Laparoscopic Paravaginal repair for the Treatment of Symptomatic Cystocele.
- Author:
Young Hye KIM
1
;
Sang Joon CHOI
;
Hyuk JUNG
Author Information
1. Department of Obstetrics and Gynecology, Chosun University Hospital, College of Medicine, Gwangju, Korea. sjchoi @chosun.ac.kr
- Publication Type:Original Article
- Keywords:
Cystocele;
Paravaginal wall defect;
Paravaginal repair
- MeSH:
Birth Injuries;
Cystocele*;
Fascia;
Follow-Up Studies;
Humans;
Ligaments;
Postoperative Complications;
Recurrence;
Relaxation;
Sensation;
Urination;
Uterine Prolapse
- From:Korean Journal of Obstetrics and Gynecology
2006;49(5):1108-1112
- CountryRepublic of Korea
- Language:Korean
-
Abstract:
OBJECTIVE: Cystocele is caused by generalized relaxation or attenuation of the endopelvic fascia.
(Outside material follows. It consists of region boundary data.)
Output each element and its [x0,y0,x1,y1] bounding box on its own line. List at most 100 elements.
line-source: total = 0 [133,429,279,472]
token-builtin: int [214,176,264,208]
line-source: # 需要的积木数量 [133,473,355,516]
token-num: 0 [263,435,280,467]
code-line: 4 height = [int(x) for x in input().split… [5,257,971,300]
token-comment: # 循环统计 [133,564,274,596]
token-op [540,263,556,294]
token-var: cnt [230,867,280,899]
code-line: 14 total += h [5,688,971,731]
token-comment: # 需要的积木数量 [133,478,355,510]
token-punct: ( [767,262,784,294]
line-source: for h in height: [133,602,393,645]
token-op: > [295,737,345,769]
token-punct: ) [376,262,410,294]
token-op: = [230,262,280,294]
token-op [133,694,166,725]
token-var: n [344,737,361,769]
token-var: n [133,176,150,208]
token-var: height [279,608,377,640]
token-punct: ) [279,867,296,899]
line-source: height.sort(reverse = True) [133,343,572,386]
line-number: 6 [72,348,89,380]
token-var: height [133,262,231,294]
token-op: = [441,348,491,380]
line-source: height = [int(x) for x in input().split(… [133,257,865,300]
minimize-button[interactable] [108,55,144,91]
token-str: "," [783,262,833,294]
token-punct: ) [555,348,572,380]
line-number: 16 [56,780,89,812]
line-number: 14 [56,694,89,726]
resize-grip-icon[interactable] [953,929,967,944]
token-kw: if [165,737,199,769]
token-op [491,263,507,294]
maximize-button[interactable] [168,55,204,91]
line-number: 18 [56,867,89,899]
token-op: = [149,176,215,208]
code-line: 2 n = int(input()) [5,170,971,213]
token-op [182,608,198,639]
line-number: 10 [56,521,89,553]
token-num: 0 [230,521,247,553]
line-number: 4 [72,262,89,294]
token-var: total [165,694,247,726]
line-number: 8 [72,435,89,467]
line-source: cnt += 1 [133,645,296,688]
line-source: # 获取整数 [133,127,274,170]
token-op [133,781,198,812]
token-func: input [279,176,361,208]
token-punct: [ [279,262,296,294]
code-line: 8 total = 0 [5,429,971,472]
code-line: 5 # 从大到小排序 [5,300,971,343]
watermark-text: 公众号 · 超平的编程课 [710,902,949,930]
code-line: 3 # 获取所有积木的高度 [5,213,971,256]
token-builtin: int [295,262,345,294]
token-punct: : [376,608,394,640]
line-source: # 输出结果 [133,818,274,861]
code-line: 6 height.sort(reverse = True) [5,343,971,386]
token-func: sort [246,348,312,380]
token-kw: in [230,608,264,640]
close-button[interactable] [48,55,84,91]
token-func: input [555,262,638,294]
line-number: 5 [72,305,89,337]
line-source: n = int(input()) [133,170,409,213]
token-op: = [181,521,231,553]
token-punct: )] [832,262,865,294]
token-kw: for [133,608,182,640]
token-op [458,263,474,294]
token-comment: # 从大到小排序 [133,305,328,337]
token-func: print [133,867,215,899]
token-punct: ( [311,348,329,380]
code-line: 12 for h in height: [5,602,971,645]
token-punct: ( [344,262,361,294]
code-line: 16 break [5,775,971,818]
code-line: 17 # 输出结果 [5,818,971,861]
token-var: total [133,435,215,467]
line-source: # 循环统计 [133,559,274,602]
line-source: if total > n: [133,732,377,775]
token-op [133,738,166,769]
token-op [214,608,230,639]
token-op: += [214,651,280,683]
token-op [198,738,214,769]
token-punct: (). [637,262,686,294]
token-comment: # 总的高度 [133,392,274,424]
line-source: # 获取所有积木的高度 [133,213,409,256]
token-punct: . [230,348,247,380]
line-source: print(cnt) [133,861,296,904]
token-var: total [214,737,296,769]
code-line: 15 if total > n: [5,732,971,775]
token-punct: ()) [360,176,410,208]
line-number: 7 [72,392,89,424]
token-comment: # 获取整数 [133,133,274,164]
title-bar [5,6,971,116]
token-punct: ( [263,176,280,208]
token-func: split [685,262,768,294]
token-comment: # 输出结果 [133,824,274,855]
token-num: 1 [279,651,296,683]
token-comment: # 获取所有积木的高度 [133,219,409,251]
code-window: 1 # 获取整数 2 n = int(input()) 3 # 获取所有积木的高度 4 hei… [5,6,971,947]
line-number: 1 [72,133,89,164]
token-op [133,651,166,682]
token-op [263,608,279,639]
The most common etiology is birth injury. The patient with cystocele usually complains stress incontinence, bearing down sensation, difficult urination, uterine prolapse. Anterior repair is the gold standard for cystocele repair, the recurrence rate is varied from 2 to 22% at a mean follow-up of 2 and 20 years. Paravaginal repair is more effective method in the patient with cystocele combined with lateral defects. The purpose of this study was to determine effects of paravaginal repair for the patients with symptomatic cystocele and paravaginal defect METHODS: We performed laparoscopic paravaginal repair to the 9 patients with cystocele (Grade II, III). Coincidental operations were Burch colposuspension (5), uterosacral ligament plication (2), anterior colporrhaphy (2), posterior colporrhaphy (9). RESULTS: Mean operation time of paravaginal repair was 58 minutes. Blood (PRC) transfused to only one patients. Postoperative outcome was excellent. There was no postoperative complication and recurrence after a follow up of 5-25 months. CONCLUSION: We think that laparoscopic paravaginal repair is highly effective method for the correction of cystocele with lateral defect.